Als Stadler im Mai dieses Jahres ins Fadenkreuz der Berlin­er Ermit­tler geri­et, hätte das auf­fall­en müssen, beschw­eren sich nun die Bran­den­burg­er Ver­fas­sungss­chützer und wer­fen den Berlin­er Ermit­tlern vor, auch die Gespräche zwis­chen Stadler und seinem V‑Mann-Führer abge­hört zu haben.
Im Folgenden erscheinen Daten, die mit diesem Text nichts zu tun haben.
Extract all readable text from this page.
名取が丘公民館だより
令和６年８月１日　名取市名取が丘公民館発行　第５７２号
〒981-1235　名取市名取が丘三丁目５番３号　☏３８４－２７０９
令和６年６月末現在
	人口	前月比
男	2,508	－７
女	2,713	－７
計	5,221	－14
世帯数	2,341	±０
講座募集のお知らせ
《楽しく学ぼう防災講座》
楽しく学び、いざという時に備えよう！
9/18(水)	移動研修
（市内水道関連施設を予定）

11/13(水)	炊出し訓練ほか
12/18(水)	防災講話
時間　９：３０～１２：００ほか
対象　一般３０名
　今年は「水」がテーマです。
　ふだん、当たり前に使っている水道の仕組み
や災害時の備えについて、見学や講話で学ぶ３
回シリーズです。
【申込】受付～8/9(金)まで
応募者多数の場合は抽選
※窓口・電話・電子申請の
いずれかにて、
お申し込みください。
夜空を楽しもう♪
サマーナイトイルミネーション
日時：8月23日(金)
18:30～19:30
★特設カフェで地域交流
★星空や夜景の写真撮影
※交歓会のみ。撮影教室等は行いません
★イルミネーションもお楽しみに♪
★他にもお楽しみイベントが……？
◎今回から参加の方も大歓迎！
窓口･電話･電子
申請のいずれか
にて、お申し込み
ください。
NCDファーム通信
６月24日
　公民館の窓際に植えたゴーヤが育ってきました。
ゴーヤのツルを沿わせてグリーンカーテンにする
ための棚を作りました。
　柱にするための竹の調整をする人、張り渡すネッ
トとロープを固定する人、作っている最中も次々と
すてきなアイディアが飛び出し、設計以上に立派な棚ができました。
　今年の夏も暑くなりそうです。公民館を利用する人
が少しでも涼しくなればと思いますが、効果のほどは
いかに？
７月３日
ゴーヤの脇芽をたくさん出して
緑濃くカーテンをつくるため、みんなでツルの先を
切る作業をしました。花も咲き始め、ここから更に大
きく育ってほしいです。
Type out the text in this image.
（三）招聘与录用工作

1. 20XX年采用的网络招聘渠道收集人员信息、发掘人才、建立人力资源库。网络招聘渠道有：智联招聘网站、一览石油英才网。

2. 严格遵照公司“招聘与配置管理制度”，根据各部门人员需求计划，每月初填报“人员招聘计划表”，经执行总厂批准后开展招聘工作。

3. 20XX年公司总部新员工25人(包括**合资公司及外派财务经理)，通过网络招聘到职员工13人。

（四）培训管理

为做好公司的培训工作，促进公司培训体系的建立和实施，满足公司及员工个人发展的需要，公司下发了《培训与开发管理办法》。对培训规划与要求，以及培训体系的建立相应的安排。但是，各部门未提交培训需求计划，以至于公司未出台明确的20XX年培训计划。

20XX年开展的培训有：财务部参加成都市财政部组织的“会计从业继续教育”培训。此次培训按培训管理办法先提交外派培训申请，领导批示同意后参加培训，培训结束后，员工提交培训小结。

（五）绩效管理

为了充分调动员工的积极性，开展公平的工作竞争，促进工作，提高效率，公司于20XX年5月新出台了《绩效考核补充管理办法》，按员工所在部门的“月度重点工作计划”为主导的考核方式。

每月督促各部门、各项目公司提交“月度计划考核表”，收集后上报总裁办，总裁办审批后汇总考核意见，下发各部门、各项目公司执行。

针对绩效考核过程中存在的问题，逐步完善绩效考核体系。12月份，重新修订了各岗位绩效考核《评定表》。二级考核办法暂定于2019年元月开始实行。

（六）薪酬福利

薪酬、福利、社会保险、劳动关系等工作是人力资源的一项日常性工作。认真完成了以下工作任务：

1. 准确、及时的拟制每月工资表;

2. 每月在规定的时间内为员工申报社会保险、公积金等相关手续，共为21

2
Nach diesen Abhör­maß­nah­men seien die Berlin­er Polizis­ten davon aus­ge­gan­gen, dass Stadler, Burmeis­ter und ein säch­sis­ch­er Neon­azi mit guten Verbindun­gen zu CD-Press­werken in der Slowakei und in Ungarn auf dem Konz­ert am 20. Juli in Berlin den Nach­druck der CD »Noten des Has­s­es« aus­liefern wür­den. Tat­säch­lich fan­den die Beamten bei den Haus­durch­suchun­gen bei Burmeis­ter und Stadler zwar jede Menge Pro­pa­gan­da­ma­te­r­i­al und auch CDs, jedoch nicht die zweite Auflage der »Noten des Hasses«.

 

Während Toni Stadler und Lars Burmeis­ter seit dem Konz­ert in Berlin in Unter­suchung­shaft sitzen, eskaliert der Stre­it zwis­chen den Berlin­er und den Bran­den­burg­er Sicher­heits­be­hör­den. Aus­sagen von LKA-Leuten in der Berlin­er Zeitung, wonach die Berlin­er ihren Bran­den­burg­er Kol­le­gen vorhiel­ten, der V‑Mann sei aus dem Rud­er gelaufen und die V‑Männer der Pots­damer Ver­fas­sungss­chützer seien maßge­blich für die hohe Anzahl rechter Straftat­en in Bran­den­burg ver­ant­wortlich, heizten den Stre­it an.

 

Die Bran­den­burg­er war­fen den Berlin­er Behör­den wiederum vor, dilet­tan­tisch vorge­gan­gen zu sein und ein »mit befre­un­de­ten Dien­sten« abge­sproch­enes Ver­fahren, um die Hin­ter­män­ner des Han­dels mit recht­sex­tremer Musik aufzudeck­en, ver­dor­ben zu haben. Weit­ere Beschw­er­den mussten sich die Berlin­er anhören, als bekan­nt wurde, dass Berlin­er Polizeibeamte auch die Woh­nung eines Gewährs­man­nes des bran­den­bur­gis­chen Ver­fas­sungss­chutzes durch­sucht hat­ten und dass bei der Berlin­er Jus­tiz ein Ermit­tlungsver­fahren wegen Strafvere­it­elung und wegen der Ver­bre­itung ver­fas­sungswidriger Pro­pa­gan­da gegen den V‑Mann-Führer von Stadler anhängig ist.

 

Doch der Vor­wurf, V‑Männer baut­en mit Geld vom Staat die Struk­turen erst auf, die die Ermit­tlungs­be­hör­den dann bekämpfen, lässt sich keineswegs auf Bran­den­burg beschränken, wie auch das NPD-Ver­botsver­fahren zeigt. Wed­er auf Berlin­er noch auf Bran­den­burg­er Art dürfte dem Geschäft mit der Has­s­musik ein Ende bere­it­et werden.